I have been trying to debug random system freezes when running the 4.14.93-rt kernel. To this end, I have enabled the lockup detector in the kernel using the following config:

CONFIG_HAVE_HARDLOCKUP_DETECTOR_PERF=y
CONFIG_LOCKUP_DETECTOR=y
CONFIG_SOFTLOCKUP_DETECTOR=y
CONFIG_HARDLOCKUP_DETECTOR_PERF=y
CONFIG_HARDLOCKUP_CHECK_TIMESTAMP=y
CONFIG_HARDLOCKUP_DETECTOR=y
CONFIG_BOOTPARAM_HARDLOCKUP_PANIC=y
CONFIG_BOOTPARAM_HARDLOCKUP_PANIC_VALUE=1
CONFIG_BOOTPARAM_SOFTLOCKUP_PANIC=y
CONFIG_BOOTPARAM_SOFTLOCKUP_PANIC_VALUE=1

The goal is to trigger a kernel panic when a lockup occurs. I also enabled the NMI watchdog on the kernel cmdline:

nmi_watchdog=1

Making use of kdump/kexec tools, I have configured the system to generate a kernel crash dump on kernel panic. The mechanism works when triggering a panic manually using:

echo c > /proc/sysrq-trigger

I can confirm that the system loads a dump-capture kernel in that case. However, when experiencing an actual lockup, the system just reboots when the watchdog kicks in. AFAIK there is no kernel panic occuring. There is no switch to the dump-capture kernel. No core dump, nothing stored in the logs.

Note that I enabled all relevant sysctl options:

kernel.panic = 1
kernel.panic_on_oops = 1
kernel.unknown_nmi_panic = 1
kernel.panic_on_unrecovered_nmi = 1
kernel.panic_on_io_nmi = 1
kernel.softlockup_panic = 1
kernel.hung_task_panic = 1

I see this behavior when experiencing a real-life system freeze.

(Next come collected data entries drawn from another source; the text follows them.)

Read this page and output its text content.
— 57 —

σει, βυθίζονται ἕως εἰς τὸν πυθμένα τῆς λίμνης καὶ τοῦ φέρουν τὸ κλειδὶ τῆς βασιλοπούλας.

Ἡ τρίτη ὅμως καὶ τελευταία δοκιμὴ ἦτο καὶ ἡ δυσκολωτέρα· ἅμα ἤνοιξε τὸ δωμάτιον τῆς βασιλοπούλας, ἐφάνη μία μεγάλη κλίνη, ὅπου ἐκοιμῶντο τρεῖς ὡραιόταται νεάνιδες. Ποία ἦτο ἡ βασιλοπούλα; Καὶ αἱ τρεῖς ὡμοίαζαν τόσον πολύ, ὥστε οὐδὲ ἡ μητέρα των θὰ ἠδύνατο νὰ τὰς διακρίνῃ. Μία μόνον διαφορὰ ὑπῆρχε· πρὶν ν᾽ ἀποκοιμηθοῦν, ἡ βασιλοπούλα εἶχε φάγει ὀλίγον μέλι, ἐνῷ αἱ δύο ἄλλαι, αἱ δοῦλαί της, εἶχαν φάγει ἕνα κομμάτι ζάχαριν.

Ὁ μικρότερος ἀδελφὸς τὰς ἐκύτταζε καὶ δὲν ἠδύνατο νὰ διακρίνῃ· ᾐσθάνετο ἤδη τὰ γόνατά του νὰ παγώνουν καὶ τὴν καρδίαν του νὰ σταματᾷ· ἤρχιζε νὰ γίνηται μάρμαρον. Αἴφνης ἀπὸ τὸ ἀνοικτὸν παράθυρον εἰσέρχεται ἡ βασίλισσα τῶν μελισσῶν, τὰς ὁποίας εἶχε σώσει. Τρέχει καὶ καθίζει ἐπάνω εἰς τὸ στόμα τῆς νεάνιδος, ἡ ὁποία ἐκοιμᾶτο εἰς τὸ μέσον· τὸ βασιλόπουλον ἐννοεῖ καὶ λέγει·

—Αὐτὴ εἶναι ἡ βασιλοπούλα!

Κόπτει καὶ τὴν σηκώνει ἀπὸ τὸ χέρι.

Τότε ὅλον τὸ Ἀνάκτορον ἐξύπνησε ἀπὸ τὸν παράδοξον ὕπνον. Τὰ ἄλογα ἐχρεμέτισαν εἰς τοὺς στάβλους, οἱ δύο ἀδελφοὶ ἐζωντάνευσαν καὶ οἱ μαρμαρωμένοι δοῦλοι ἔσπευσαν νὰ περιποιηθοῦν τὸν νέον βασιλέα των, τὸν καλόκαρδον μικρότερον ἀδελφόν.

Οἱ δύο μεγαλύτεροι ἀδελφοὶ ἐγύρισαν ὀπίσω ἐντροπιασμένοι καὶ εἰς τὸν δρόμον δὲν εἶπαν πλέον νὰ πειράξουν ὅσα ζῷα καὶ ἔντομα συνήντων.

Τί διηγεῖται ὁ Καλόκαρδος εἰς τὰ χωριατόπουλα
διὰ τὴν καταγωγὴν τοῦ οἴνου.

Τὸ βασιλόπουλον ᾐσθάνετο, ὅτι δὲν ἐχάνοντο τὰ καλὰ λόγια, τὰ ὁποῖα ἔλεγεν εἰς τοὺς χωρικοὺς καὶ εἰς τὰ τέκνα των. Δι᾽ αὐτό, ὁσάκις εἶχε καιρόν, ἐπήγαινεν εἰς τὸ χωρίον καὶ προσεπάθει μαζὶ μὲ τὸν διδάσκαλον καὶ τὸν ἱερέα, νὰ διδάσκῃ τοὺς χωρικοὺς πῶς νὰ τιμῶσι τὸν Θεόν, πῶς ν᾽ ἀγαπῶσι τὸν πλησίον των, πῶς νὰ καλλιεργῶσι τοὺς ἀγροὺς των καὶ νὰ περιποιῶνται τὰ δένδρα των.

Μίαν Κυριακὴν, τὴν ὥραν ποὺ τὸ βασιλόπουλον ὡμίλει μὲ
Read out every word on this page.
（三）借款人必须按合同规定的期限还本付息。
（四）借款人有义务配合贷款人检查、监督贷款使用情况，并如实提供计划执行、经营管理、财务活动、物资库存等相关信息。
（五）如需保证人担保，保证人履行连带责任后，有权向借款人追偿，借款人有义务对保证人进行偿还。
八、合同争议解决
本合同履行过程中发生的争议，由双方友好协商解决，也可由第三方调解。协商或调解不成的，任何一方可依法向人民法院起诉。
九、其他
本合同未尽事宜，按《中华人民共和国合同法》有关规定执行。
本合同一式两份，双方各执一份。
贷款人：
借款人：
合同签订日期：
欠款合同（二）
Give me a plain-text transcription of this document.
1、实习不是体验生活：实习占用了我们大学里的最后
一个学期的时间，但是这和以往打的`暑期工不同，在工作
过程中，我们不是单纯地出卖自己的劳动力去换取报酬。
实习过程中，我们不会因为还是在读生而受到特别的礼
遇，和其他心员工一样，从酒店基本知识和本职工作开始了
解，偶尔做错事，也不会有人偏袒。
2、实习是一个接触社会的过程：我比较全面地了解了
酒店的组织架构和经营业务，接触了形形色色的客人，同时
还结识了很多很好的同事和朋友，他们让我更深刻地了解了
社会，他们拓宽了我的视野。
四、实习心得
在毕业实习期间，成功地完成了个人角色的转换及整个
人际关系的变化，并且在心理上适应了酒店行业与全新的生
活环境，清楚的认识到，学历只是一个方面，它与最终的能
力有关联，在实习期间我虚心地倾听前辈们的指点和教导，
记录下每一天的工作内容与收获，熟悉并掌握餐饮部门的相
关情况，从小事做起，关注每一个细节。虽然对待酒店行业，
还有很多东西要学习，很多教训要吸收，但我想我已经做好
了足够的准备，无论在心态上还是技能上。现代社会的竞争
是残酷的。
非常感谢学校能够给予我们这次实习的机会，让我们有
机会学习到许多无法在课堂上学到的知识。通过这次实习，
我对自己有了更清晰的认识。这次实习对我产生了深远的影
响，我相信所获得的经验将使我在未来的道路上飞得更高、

It also occurs when running a CPU hogging while-loop on all cores with high RT priority. I would expect this to be detected as a hung task and lead to a panic.

What could cause a reboot in this case without triggering the panic/kdump mechanism?

tomptz
  • 41
  • 3
  • Could it be that you have a reboot on panic set? The system enters a hard lockup - This causes a panic -- This causes it to reboot – user352632 May 12 '19 at 20:08
  • @user352632 What do you really mean? Kernel parameters? – firo Jul 22 '20 at 05:36
  • I also have a similar issue with armv7 (Cortex A9) running Linux 4.14.85. Upon investigation, it is found that there is something tainted the disable MMU path. CPU simply stuck in loop after trying to disabling MMU in hard-lockup / soft-lockup path. Ref: https://elixir.bootlin.com/linux/v4.14.85/source/arch/arm/mm/proc-v7.S#L61 The mechanism works when triggering a panic manually using: echo c > /proc/sysrq-trigger – Theorizchy Cleven Aug 25 '20 at 16:55
  • tomptz, were you able to bypass the problem? please share your findings if you are able to resolve. – Sandeep Oct 06 '20 at 07:03

0 Answers0